Conrad Dube/Ndamu Sandu
FIRST Mutual Life (FML) corporate communications executive Ruth Ncube says more than $225 million for the implementation of the first phase of the Orphan Care Pro
ject has been raised.
Of the $225 million, FML contributed $50 million, World Vision $75 million while Jet Trust injected the difference. The foundation is targeting to raise $500 million this year.

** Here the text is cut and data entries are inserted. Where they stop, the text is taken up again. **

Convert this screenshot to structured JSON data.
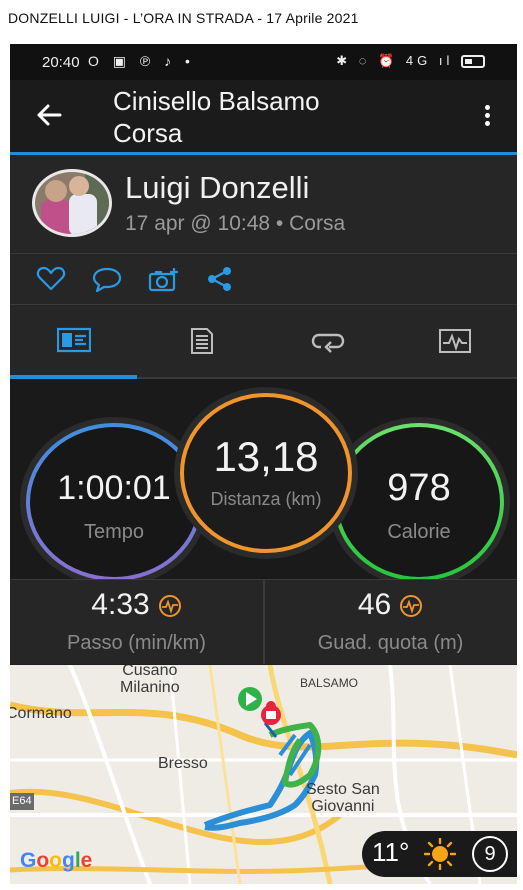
{
  "caption": "DONZELLI LUIGI  -  L’ORA IN STRADA  -  17 Aprile 2021",
  "status_bar": {
    "time": "20:40",
    "left_icons": "O ▣ ℗ ♪ •",
    "right_icons": "✱ ◌ ⏰ 4G ıl"
  },
  "app_bar": {
    "title_line1": "Cinisello Balsamo",
    "title_line2": "Corsa"
  },
  "profile": {
    "name": "Luigi Donzelli",
    "meta": "17 apr @ 10:48 • Corsa"
  },
  "action_icons": [
    "heart-icon",
    "comment-icon",
    "add-photo-icon",
    "share-icon"
  ],
  "tab_icons": [
    "stats-icon",
    "details-icon",
    "laps-icon",
    "chart-icon"
  ],
  "active_tab": 0,
  "stats": {
    "time": {
      "value": "1:00:01",
      "label": "Tempo",
      "color": "#7a73d6"
    },
    "distance": {
      "value": "13,18",
      "label": "Distanza (km)",
      "color": "#f0952a"
    },
    "calories": {
      "value": "978",
      "label": "Calorie",
      "color": "#2fd24a"
    }
  },
  "secondary": {
    "pace": {
      "value": "4:33",
      "label": "Passo (min/km)"
    },
    "elevation": {
      "value": "46",
      "label": "Guad. quota (m)"
    }
  },
  "map": {
    "labels": {
      "cusano": "Cusano\nMilanino",
      "balsamo": "BALSAMO",
      "cormano": "Cormano",
      "bresso": "Bresso",
      "sesto": "Sesto San\nGiovanni",
      "e64": "E64"
    },
    "google": "Google",
    "weather": {
      "temp": "11°",
      "count": "9"
    }
  },
  "colors": {
    "accent": "#1e8fd9",
    "orange": "#f0952a",
    "route": "#2a8fd6",
    "route_green": "#3fb24a"
  }
}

Ncube said the project, an offshoot of the First Mutual Foundation launched Wednesday, would focus on orphaned children in targeted Area Development Programmes (ADP) in conjunction with World Vision Zimbabwe and Jet Trust International.
“Ten thousand orphans countrywide stand to benefit from the first phase of the First Mutual Foundation. In line with our strategic corporate citizen’s objectives, the foundation’s broad objective is to contribute meaningfully to the well being of the community of Zimbabwe,” said Ncube, who is also a trustee of the foundation.
The rationale of the foundation, according to Ncube, is to establish a trust within Zimbabwe for the purpose of receiving donations to be used “for the social and economic contribution towards growth, development and prosperity of people and communities of selected citizens”.
The Orphan Care Project would be implemented with the arms of government, schools, clinics and communities.
The project will actively network and correlate with stakeholders in the entire project cycle to ensure effectiveness and sustainability.
World Vision programme officers would be responsible for networking with stakeholders in the project cycle.
Organisations such as Village Aids Committees, District Aids Committees and the Department of Social Welfare will be involved in the project to ensure the continuation of the support after the project funding ceases.
Ncube said a six-member board of trustees, which includes FML chief executive Norman Sachikonye would ensure total compliance and programme effectiveness.